Il haussa les épaules.
— S'il est assez rusé pour piéger autant de victimes, tant mieux pour lui. À mes yeux, l'intelligence et la convoitise ne sont pas des défauts, Larissa.
— Mais il n'a aucun droit…
— Ses succès le lui donnent. C'est la loi du plus fort, du plus endurant. Si les animaux – et les autres –, ont la stupidité de se faire prendre, ils méritent leur sort. Qu'on exploite leurs dons magiques n'est pas le pire qui puisse leur arriver, loin s'en faut ! ( Il eut un sourire cruel. ) Mes captifs donneraient tout pour s'en tirer aussi bien.
— Suis-je votre prisonnière, moi aussi ?
— Nous sommes tous séquestrés, ma chère, d'une façon ou d'une autre. Certains ont de plus jolis cages que d'autres, voilà tout. Non, l'ambition de Dumont ne me gêne nullement. Celle d'Alondrin, en revanche…
— Parce qu'il transforme les gens en zombies, comme vous ?
Venait-elle de commettre une entorse à l'étiquette ? Misroi ne s'en offusqua pas.
— Là n'est pas le problème. D'une pensée, je soumets n'importe quel mort-vivant à ma volonté. Alondrin veut quitter mon royaume. Or, je ne le souhaite pas.
Son sourire s'effaça comme s'il n'avait jamais existé.
— Là est le problème. Il compte utiliser le bateau-théâtre pour fuir.
— Mais… selon la Nymphe, nul ne peut partir sans votre accord.
Une colère noire, glaciale tourbillonna dans le beau regard bleu de son hôte. Larissa se fit toute petite.
— Cela a toujours été le cas. Or, Alondrin a mis toutes les chances de son côté. ( Enfiévré, il compta sur ses doigts : ) Primo, il voyage sur l'eau, ce qui renforce ses pouvoirs. Secundo, le navire de Dumont est bardé de magie. Tertio, la présence de dizaines de feux follets à bord en augmente encore la puissance. Alondrin pourrait réussir, ce qui établirait un fâcheux précédent. N'en convenez-vous pas ?
Elle hocha la tête.
— Alors pourquoi ne pas l'avoir arrêté ?
— Parce que vos amis et vous allez le faire à ma place. Pourquoi me donner cette peine quand vous êtes tout feu, tout flamme pour agir ? Jolie danseuse, je vous enseignerai quelques trucs pour améliorer vos chances de vaincre le bocoru.

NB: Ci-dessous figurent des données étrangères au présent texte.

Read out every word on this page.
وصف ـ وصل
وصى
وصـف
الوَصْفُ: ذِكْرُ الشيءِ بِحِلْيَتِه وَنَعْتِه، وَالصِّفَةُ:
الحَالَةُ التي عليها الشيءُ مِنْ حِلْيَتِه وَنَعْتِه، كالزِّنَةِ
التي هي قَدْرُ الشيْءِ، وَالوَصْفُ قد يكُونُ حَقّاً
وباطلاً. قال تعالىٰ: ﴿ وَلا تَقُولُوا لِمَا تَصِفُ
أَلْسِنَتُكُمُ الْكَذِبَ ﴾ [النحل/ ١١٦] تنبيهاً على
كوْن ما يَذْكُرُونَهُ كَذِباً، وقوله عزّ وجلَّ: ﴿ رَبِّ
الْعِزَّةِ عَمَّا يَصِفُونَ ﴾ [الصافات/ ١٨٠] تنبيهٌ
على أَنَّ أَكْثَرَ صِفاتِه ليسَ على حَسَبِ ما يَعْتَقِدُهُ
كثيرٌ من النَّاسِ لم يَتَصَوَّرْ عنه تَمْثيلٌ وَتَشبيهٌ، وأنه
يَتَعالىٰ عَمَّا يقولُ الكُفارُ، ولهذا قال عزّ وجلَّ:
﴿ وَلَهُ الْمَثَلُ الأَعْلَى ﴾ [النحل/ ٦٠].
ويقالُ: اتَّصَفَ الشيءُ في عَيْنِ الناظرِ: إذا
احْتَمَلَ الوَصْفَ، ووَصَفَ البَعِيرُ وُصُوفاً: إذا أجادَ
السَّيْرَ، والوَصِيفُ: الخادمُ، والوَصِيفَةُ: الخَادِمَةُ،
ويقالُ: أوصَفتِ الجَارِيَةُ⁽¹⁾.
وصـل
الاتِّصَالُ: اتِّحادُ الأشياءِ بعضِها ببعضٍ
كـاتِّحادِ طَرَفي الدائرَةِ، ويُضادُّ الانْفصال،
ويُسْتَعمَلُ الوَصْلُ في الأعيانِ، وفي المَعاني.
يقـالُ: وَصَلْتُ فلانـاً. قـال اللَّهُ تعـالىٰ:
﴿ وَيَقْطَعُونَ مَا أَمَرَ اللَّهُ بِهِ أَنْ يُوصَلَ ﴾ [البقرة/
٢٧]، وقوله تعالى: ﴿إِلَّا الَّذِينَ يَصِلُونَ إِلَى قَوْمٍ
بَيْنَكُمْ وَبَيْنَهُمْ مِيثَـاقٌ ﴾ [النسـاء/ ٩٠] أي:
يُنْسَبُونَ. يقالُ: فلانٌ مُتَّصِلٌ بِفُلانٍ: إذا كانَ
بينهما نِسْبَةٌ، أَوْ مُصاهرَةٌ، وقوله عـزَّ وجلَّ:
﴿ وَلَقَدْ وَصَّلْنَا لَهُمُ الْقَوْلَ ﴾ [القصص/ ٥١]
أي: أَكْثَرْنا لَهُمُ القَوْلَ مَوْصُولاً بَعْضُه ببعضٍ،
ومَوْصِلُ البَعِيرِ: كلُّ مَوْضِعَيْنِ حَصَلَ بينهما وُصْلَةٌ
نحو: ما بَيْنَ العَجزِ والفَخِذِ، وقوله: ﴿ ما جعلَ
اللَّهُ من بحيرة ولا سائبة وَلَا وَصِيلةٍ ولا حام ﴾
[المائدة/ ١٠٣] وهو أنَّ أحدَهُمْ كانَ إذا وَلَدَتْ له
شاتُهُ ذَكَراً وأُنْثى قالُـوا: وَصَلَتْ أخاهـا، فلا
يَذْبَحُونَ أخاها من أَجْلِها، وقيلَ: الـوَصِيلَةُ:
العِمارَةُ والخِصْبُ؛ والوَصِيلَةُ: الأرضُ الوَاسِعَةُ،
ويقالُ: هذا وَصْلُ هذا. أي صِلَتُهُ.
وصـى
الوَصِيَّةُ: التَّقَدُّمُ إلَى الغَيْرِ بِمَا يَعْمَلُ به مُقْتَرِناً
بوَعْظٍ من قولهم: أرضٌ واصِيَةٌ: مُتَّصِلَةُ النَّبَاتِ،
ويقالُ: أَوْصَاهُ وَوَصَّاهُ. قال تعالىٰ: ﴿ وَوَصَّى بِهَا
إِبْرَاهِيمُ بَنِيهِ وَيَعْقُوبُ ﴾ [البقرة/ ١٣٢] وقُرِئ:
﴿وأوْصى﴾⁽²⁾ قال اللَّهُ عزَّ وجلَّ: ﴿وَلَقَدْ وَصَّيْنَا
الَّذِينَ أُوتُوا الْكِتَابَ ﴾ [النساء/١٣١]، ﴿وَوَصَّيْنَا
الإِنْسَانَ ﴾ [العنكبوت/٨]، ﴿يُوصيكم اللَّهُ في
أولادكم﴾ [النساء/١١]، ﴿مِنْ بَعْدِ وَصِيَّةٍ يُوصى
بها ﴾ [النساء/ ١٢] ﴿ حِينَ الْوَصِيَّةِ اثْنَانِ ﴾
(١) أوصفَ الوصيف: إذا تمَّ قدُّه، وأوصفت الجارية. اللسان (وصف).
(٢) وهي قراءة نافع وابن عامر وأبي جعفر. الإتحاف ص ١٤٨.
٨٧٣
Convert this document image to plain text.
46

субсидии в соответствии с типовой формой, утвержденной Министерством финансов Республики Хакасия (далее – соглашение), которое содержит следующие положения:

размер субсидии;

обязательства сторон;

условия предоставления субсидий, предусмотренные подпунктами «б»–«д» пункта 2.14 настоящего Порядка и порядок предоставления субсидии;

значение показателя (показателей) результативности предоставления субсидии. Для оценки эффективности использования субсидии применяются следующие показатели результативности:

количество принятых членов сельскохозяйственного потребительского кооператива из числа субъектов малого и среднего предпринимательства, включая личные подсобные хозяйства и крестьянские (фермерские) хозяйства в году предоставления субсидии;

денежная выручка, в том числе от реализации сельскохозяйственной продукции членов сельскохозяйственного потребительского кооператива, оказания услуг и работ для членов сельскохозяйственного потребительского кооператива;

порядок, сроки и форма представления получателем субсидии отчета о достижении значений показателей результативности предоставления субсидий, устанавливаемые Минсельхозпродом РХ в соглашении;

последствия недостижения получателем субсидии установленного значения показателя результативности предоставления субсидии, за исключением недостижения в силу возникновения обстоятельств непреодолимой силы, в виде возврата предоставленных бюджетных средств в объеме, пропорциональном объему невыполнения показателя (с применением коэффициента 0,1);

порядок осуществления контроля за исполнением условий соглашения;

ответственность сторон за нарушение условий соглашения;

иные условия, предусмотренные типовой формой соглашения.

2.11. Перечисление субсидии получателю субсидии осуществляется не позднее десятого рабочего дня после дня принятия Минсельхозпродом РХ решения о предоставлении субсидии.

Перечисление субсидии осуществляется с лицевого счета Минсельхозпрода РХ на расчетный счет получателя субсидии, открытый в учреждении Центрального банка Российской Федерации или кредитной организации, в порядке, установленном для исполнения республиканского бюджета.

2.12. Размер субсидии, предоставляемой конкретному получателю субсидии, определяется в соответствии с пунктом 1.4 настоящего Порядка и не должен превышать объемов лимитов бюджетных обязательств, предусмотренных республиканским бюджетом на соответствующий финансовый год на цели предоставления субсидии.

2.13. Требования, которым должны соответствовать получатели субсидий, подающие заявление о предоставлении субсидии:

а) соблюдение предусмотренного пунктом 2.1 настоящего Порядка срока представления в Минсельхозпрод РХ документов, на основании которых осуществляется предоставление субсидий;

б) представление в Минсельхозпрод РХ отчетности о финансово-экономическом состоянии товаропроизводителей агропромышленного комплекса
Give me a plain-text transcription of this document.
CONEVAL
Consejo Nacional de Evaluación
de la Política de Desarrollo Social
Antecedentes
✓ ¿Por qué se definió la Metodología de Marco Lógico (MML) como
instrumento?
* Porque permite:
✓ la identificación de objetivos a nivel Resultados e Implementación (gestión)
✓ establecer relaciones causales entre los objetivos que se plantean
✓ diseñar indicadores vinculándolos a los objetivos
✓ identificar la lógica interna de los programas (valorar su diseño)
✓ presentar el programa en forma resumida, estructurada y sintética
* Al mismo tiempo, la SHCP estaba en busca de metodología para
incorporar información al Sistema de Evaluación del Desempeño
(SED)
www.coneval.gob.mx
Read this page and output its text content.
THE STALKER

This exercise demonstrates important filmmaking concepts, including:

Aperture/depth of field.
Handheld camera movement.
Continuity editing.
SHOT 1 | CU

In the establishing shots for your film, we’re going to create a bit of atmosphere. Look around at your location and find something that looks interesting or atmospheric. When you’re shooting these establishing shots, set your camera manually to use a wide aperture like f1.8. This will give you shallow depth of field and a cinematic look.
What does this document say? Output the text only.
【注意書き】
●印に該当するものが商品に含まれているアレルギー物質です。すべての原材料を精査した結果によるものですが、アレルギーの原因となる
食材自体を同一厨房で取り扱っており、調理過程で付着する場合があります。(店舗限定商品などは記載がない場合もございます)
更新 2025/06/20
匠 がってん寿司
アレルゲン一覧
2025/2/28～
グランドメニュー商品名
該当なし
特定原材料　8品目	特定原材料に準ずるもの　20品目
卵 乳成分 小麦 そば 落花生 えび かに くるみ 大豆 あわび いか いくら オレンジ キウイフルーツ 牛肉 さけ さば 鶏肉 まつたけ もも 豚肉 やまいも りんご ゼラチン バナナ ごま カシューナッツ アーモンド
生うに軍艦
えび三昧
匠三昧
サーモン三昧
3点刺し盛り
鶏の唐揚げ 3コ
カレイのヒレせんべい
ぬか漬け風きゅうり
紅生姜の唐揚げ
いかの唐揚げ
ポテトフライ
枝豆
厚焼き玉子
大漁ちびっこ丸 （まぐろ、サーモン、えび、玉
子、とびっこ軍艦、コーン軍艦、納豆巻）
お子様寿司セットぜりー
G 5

Il se leva et l'invita à faire de même. Larissa se contraignit à n'opposer aucune résistance.
D'une main, il lissa la chevelure blanche. Des doigts effilés coururent le long de sa nuque, caressèrent sa joue, sa gorge. Tendue, la jeune femme voulut l'écarter.
— N'ayez aucune crainte, Larissa, dit-il, serrant le jeune visage entre ses mains. Qui mieux que le Seigneur des Morts sait à quel point la chair est misérable ? Non, c'est votre cran qui m'intrigue. Je trouve votre âme… fascinante. ( Il recula et prit ses mains dans les siennes. ) Je vous donnerai ce que vous désirez, mais quand il me plaira et pour des raisons personnelles. Vous dansez ? Fort bien, je vais vous apprendre une nouvelle spécialité : la Danse des Morts.